Moscow stifles dissent as soldiers return in coffins

Moscow stifles dissent as soldiers return in coffins

MOSCOW - Late last month Yelena Tumanova was handed the body of her son in a coffin at her home in Russia's Western Volga region. Anton Tumanov was 20 and a soldier serving in the Russian army in the North Caucasus region of Chechnya.

The documents Yelena Tumanova was given with the body raised more questions than they answered - questions about how her son died and about the Russian government's denials that its troops are in Ukraine. The records do not show Anton Tumanov's place of death, said human rights activists who spoke to his mother after she got in touch with them.

"Medical documents said there were shrapnel wounds, that is he died from a loss of blood, but how it happened and where were not indicated," said Sergei Krivenko, who heads a commission on military affairs on Russia's presidential human rights council.

Yelena Tumanova could not be reached for comment and Reuters was unable to review the documents. But more than 10 soldiers in her dead son's unit told Krivenko and Ella Polyakova, another member of the presidential human rights council, that Anton Tumanov died in an Aug. 13 battle near the Ukrainian town of Snizhnye.

The battle, the soldiers said, killed more than 100 Russian soldiers serving in the 18th motorised rifle brigade of military unit 27777, which is based outside the Chechen capital of Grozny.

Rolan, 23, a fellow soldier who served with Tumanov, told Reuters that his comrade died on the operating table after he was hit by shrapnel from rockets. Rolan said he was steps away in an armoured personnel carrier when the rockets struck. He said two in his group died, including another soldier, named Robert.

"I was inside an APC, hatches were open, and as a result I was lightly stunned and shell-shocked," said Rolan.

"Robert and Anton were outside two or three steps away and they simply did not manage to hide. Robert died right there. We gave first aid to Anton, he was already on the operating table when he died," said Rolan, now at home in Russia's Krasnodar region where he is recovering from an injury.

Human rights workers and military workers say some 15 other Russian soldiers have been killed in Ukraine, with hundreds more now in hospital.

The fact that Russian soldiers have died in a war in which they officially have no involvement is a problem in Russia.
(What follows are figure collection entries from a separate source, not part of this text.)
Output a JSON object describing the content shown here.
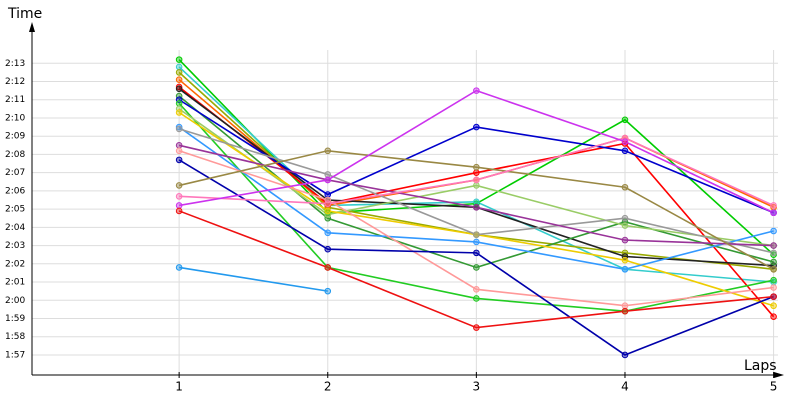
{
  "chart_data": {
    "type": "line",
    "y_label": "Time",
    "x_label": "Laps",
    "x": [
      1,
      2,
      3,
      4,
      5
    ],
    "xlim": [
      0.01,
      5.07
    ],
    "xticks": [
      1,
      2,
      3,
      4,
      5
    ],
    "ylim": [
      115.9,
      135.1
    ],
    "yticks": [
      {
        "value": 117,
        "label": "1:57"
      },
      {
        "value": 118,
        "label": "1:58"
      },
      {
        "value": 119,
        "label": "1:59"
      },
      {
        "value": 120,
        "label": "2:00"
      },
      {
        "value": 121,
        "label": "2:01"
      },
      {
        "value": 122,
        "label": "2:02"
      },
      {
        "value": 123,
        "label": "2:03"
      },
      {
        "value": 124,
        "label": "2:04"
      },
      {
        "value": 125,
        "label": "2:05"
      },
      {
        "value": 126,
        "label": "2:06"
      },
      {
        "value": 127,
        "label": "2:07"
      },
      {
        "value": 128,
        "label": "2:08"
      },
      {
        "value": 129,
        "label": "2:09"
      },
      {
        "value": 130,
        "label": "2:10"
      },
      {
        "value": 131,
        "label": "2:11"
      },
      {
        "value": 132,
        "label": "2:12"
      },
      {
        "value": 133,
        "label": "2:13"
      }
    ],
    "grid": true,
    "series": [
      {
        "color": "#00cc00",
        "values": [
          133.2,
          124.8,
          125.3,
          129.9,
          122.5
        ]
      },
      {
        "color": "#33cccc",
        "values": [
          132.8,
          125.2,
          125.4,
          121.7,
          121.0
        ]
      },
      {
        "color": "#99aa00",
        "values": [
          132.5,
          125.1,
          123.6,
          122.6,
          121.7
        ]
      },
      {
        "color": "#ff6600",
        "values": [
          132.1,
          125.2,
          126.6,
          128.9,
          125.1
        ]
      },
      {
        "color": "#ff0000",
        "values": [
          131.7,
          125.3,
          127.0,
          128.6,
          119.1
        ]
      },
      {
        "color": "#222222",
        "values": [
          131.6,
          125.5,
          125.1,
          122.4,
          121.9
        ]
      },
      {
        "color": "#339933",
        "values": [
          131.2,
          124.5,
          121.8,
          124.3,
          122.1
        ]
      },
      {
        "color": "#0000cc",
        "values": [
          131.0,
          125.8,
          129.5,
          128.2,
          124.8
        ]
      },
      {
        "color": "#22cc22",
        "values": [
          130.8,
          121.8,
          120.1,
          119.4,
          121.1
        ]
      },
      {
        "color": "#99cc66",
        "values": [
          130.5,
          124.7,
          126.3,
          124.1,
          123.0
        ]
      },
      {
        "color": "#eecc00",
        "values": [
          130.3,
          124.9,
          123.6,
          122.2,
          119.7
        ]
      },
      {
        "color": "#3399ff",
        "values": [
          129.5,
          123.7,
          123.2,
          121.7,
          123.8
        ]
      },
      {
        "color": "#999999",
        "values": [
          129.4,
          126.9,
          123.6,
          124.5,
          122.6
        ]
      },
      {
        "color": "#993399",
        "values": [
          128.5,
          126.6,
          125.1,
          123.3,
          123.0
        ]
      },
      {
        "color": "#ff9999",
        "values": [
          128.2,
          125.5,
          120.6,
          119.7,
          120.7
        ]
      },
      {
        "color": "#0000aa",
        "values": [
          127.7,
          122.8,
          122.6,
          117.0,
          120.2
        ]
      },
      {
        "color": "#998844",
        "values": [
          126.3,
          128.2,
          127.3,
          126.2,
          121.7
        ]
      },
      {
        "color": "#ff77bb",
        "values": [
          125.7,
          125.3,
          126.6,
          128.9,
          125.2
        ]
      },
      {
        "color": "#cc33ee",
        "values": [
          125.2,
          126.6,
          131.5,
          128.7,
          124.8
        ]
      },
      {
        "color": "#ee1111",
        "values": [
          124.9,
          121.8,
          118.5,
          119.4,
          120.2
        ]
      },
      {
        "color": "#2299ee",
        "values": [
          121.8,
          120.5,
          null,
          null,
          null
        ]
      }
    ]
  }
}
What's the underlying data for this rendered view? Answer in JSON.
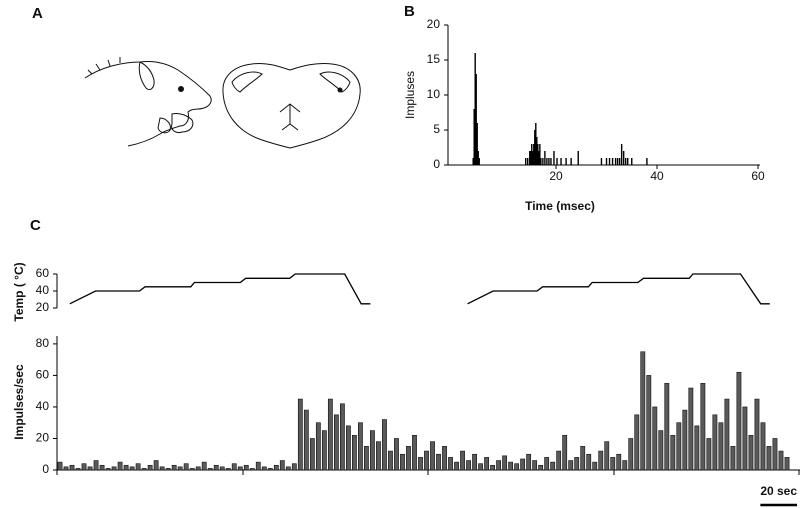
{
  "panel_labels": [
    "A",
    "B",
    "C"
  ],
  "chart_data": [
    {
      "type": "histogram",
      "ylabel": "Impluses",
      "xlabel": "Time (msec)",
      "x": [
        3.6,
        3.8,
        4,
        4.2,
        4.4,
        4.6,
        4.8,
        14,
        14.4,
        14.8,
        15,
        15.2,
        15.4,
        15.6,
        15.8,
        16,
        16.2,
        16.4,
        16.6,
        16.8,
        17,
        17.4,
        17.8,
        18.2,
        18.6,
        19,
        19.6,
        20.2,
        21,
        22,
        23,
        24.4,
        29,
        30,
        30.6,
        31.2,
        31.8,
        32.2,
        32.6,
        33,
        33.4,
        33.8,
        34.2,
        35,
        38
      ],
      "values": [
        1,
        8,
        16,
        13,
        6,
        2,
        1,
        1,
        1,
        2,
        2,
        3,
        2,
        3,
        5,
        6,
        4,
        3,
        2,
        3,
        1,
        1,
        2,
        1,
        1,
        1,
        2,
        1,
        1,
        1,
        1,
        2,
        1,
        1,
        1,
        1,
        1,
        1,
        1,
        3,
        2,
        1,
        1,
        1,
        1
      ],
      "xlim": [
        0,
        60
      ],
      "xticks": [
        20,
        40,
        60
      ],
      "ylim": [
        0,
        20
      ],
      "yticks": [
        0,
        5,
        10,
        15,
        20
      ],
      "color": "#000000"
    },
    {
      "type": "line",
      "ylabel": "Temp ( °C)",
      "x": [
        7,
        21,
        45,
        48,
        73,
        75,
        100,
        103,
        127,
        130,
        157,
        166,
        171,
        null,
        224,
        238,
        262,
        265,
        290,
        292,
        317,
        320,
        345,
        347,
        373,
        384,
        389
      ],
      "values": [
        25,
        40,
        40,
        45,
        45,
        50,
        50,
        55,
        55,
        60,
        60,
        25,
        25,
        null,
        25,
        40,
        40,
        45,
        45,
        50,
        50,
        55,
        55,
        60,
        60,
        25,
        25
      ],
      "xlim": [
        0,
        400
      ],
      "ylim": [
        20,
        60
      ],
      "yticks": [
        20,
        40,
        60
      ],
      "color": "#000000"
    },
    {
      "type": "bar",
      "ylabel": "Impulses/sec",
      "values": [
        5,
        2,
        3,
        1,
        4,
        2,
        6,
        3,
        1,
        2,
        5,
        3,
        2,
        4,
        1,
        3,
        6,
        2,
        1,
        3,
        2,
        4,
        1,
        2,
        5,
        1,
        3,
        2,
        1,
        4,
        2,
        3,
        1,
        5,
        2,
        1,
        3,
        6,
        2,
        4,
        45,
        38,
        20,
        30,
        25,
        45,
        35,
        42,
        28,
        22,
        30,
        15,
        25,
        18,
        32,
        12,
        20,
        10,
        15,
        22,
        8,
        12,
        18,
        10,
        15,
        8,
        5,
        12,
        6,
        10,
        4,
        8,
        3,
        6,
        9,
        5,
        4,
        7,
        10,
        6,
        3,
        8,
        5,
        12,
        22,
        6,
        8,
        15,
        10,
        5,
        12,
        18,
        8,
        10,
        6,
        20,
        35,
        75,
        60,
        40,
        25,
        55,
        22,
        30,
        38,
        52,
        28,
        55,
        20,
        35,
        30,
        45,
        15,
        62,
        40,
        22,
        45,
        30,
        15,
        20,
        12,
        8
      ],
      "xlim": [
        0,
        400
      ],
      "ylim": [
        0,
        85
      ],
      "yticks": [
        0,
        20,
        40,
        60,
        80
      ],
      "color": "#5a5a5a",
      "scale_bar": {
        "value": 20,
        "label": "20 sec"
      }
    }
  ]
}
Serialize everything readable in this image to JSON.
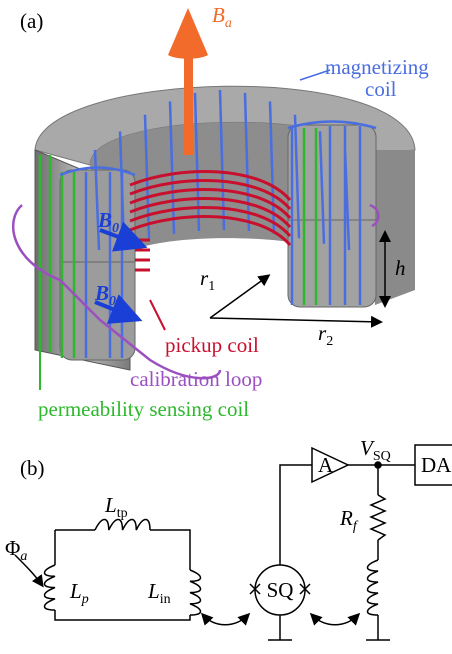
{
  "panel_a": {
    "label": "(a)",
    "field_applied": {
      "main": "B",
      "sub": "a"
    },
    "magnetizing_coil": [
      "magnetizing",
      "coil"
    ],
    "field_bias_1": {
      "main": "B",
      "sub": "0"
    },
    "field_bias_2": {
      "main": "B",
      "sub": "0"
    },
    "inner_radius": {
      "main": "r",
      "sub": "1"
    },
    "outer_radius": {
      "main": "r",
      "sub": "2"
    },
    "height": "h",
    "pickup_coil": "pickup coil",
    "calibration_loop": "calibration loop",
    "permeability_coil": "permeability sensing coil"
  },
  "panel_b": {
    "label": "(b)",
    "flux": {
      "main": "Φ",
      "sub": "a"
    },
    "transfer_inductor": {
      "main": "L",
      "sub": "tp"
    },
    "pickup_inductor": {
      "main": "L",
      "sub": "p"
    },
    "input_inductor": {
      "main": "L",
      "sub": "in"
    },
    "squid": "SQ",
    "amplifier": "A",
    "squid_voltage": {
      "main": "V",
      "sub": "SQ"
    },
    "feedback_resistor": {
      "main": "R",
      "sub": "f"
    },
    "daq": "DA"
  }
}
Chatter about young soldiers returning home in coffins has begun to spread over the past few weeks. Though still limited, such talk has powerful echoes of earlier Russian wars such as Chechnya and Afghanistan.

Ukrainian President Petro Poroshenko said this week that Russia had moved most of its forces back across the border into Russian territory after a ceasefire between Kiev and the separatists in Donetsk and Luhansk provinces. But a NATO military officer said on Thursday that Russia still had 1,000 troops in the country.

The idea of an outright invasion of eastern Ukraine by Russian troops is highly unpopular in Russia. A survey by pro-Kremlin pollster Fund of Social Opinions said 57 per cent of Russians support the separatist Donetsk and Luhansk People's Republics, but only 5 per cent support an invasion of Ukrainian territory.

Russian authorities have worked to systematically silence rights workers' complaints over soldiers' deaths, intimidating those who question the Kremlin's denials that its soldiers are in Ukraine.

Krivenko and Polyakova, who is also the head of an organisation representing soldiers' mothers in St. Petersburg, filed a petition on Aug. 25 asking Russian investigators for an explanation for the deaths at Snizhnye.

So far they have heard nothing. But soon after the petition was filed to the Investigative Committee, a law enforcement body that answers only to President Vladimir Putin, Polyakova was told her organisation, which has existed since the 1991 break-up of the Soviet Union, had been branded a 'foreign agent.'

The term, brought in by Putin in 2012 to set apart non-governmental organisations that receive foreign funding and engage in political activities, carries no real punitive measures but is often used to discredit critics of the Kremlin.

Polyakova says she has been at odds with the authorities over her stance toward Russia's annexation of Crimea. She believes authorities gave her the 'foreign agent' tag because of her petition and an Aug. 28 interview with Reuters in which she first accused Moscow of covering up the deaths of Russian soldiers.

"It's all linked. This was just the last drop, so to speak," she said.